Er reißt wieder an der Kette und ich stolpere nach vorn, die Arme ausgestreckt, um das Gleichgewicht nicht zu verlieren. Meine Reaktionen sind träge, meine Augen niedergeschlagen. Was für ein Schauspiel. Wut und Scham durchströmen mich, als mir bewusst wird, was dieser simple Akt für die Scharlachrote Garde bedeutet, wie sehr er ihr schaden wird. Rote in ganz Norta werden sehen, wie ich an Mavens Fäden zappele. Sie werden glauben, dass wir schwach sind und besiegt, weder ihrer Aufmerksamkeit noch ihrer Mühe oder Hoffnung wert. Nichts könnte weiter von der Wahrheit entfernt sein. Aber ich kann nichts tun, nicht jetzt, nicht hier, während mein Leben auf Messers Schneide steht und ich voll und ganz von Mavens Gnade abhänge. Ich frage mich, was mit Corvium ist, der Militärstadt, die wir auf unserem Weg zum Todesstreifen brennen sahen. Nach der Ausstrahlung meiner Videobotschaft ist es zu Aufständen gekommen. War es das erste Aufflammen der Revolution – oder ein letztes Aufbäumen? Ich habe keine Ahnung. Und ich bezweifle, dass sich jemand die Mühe machen wird, mir eine Zeitung zu bringen.

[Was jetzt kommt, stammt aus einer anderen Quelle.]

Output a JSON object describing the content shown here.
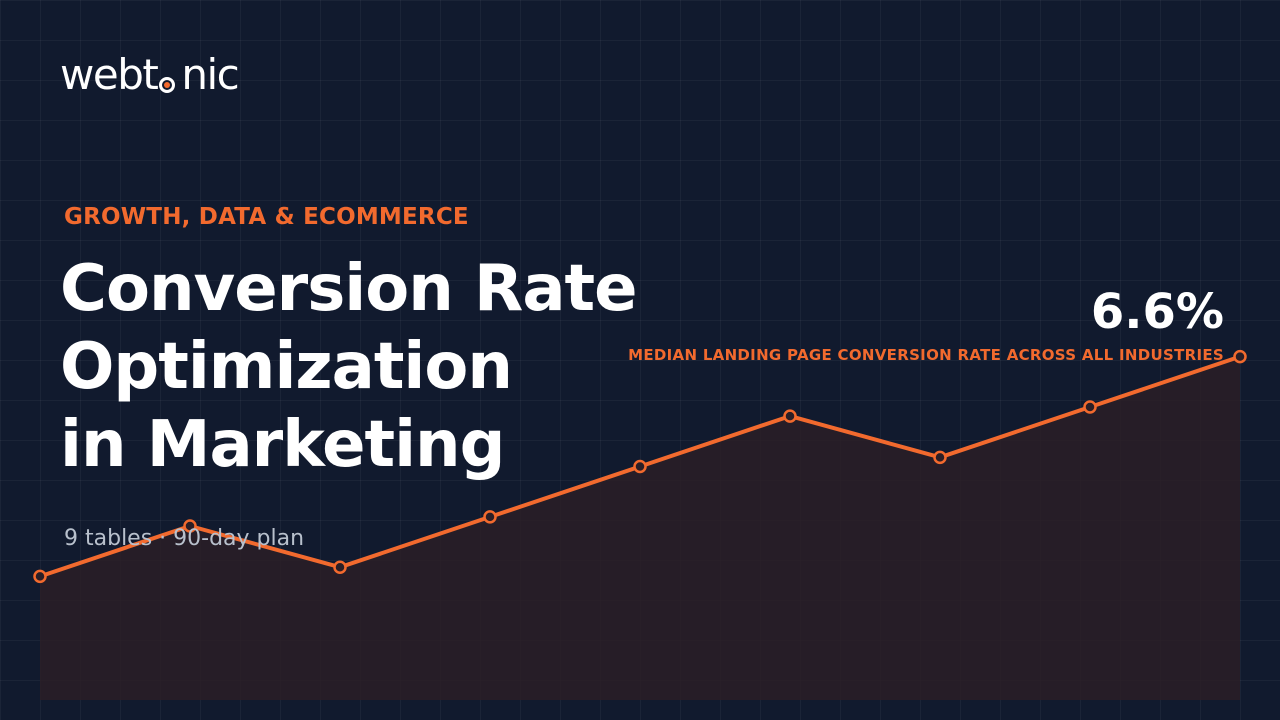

Cal hat mich vor der Gefahr eines Bürgerkriegs gewarnt, schon vor langer Zeit, bevor sein Vater starb und er plötzlich mit nichts als der hitzigen Blitzwerferin dastand. Rebellion auf beiden Seiten, hatte er gesagt. Doch während ich hier stehe, angeleint vor Mavens Hof und seinem Silber-Königreich, sehe ich keinerlei Anzeichen für irgendwelche Abspaltungsbewegungen. Obwohl ich den Silbernen von Mavens Gefängnis erzählt habe, obwohl ich ihnen gesagt habe, dass er ihre Liebsten geraubt hat, dass der König und seine Mutter sie alle verraten haben, betrachten sie weiterhin mich als ihren Feind. Ich möchte schreien, besinne mich aber eines Besseren. Mavens Stimme wird immer lauter sein als meine.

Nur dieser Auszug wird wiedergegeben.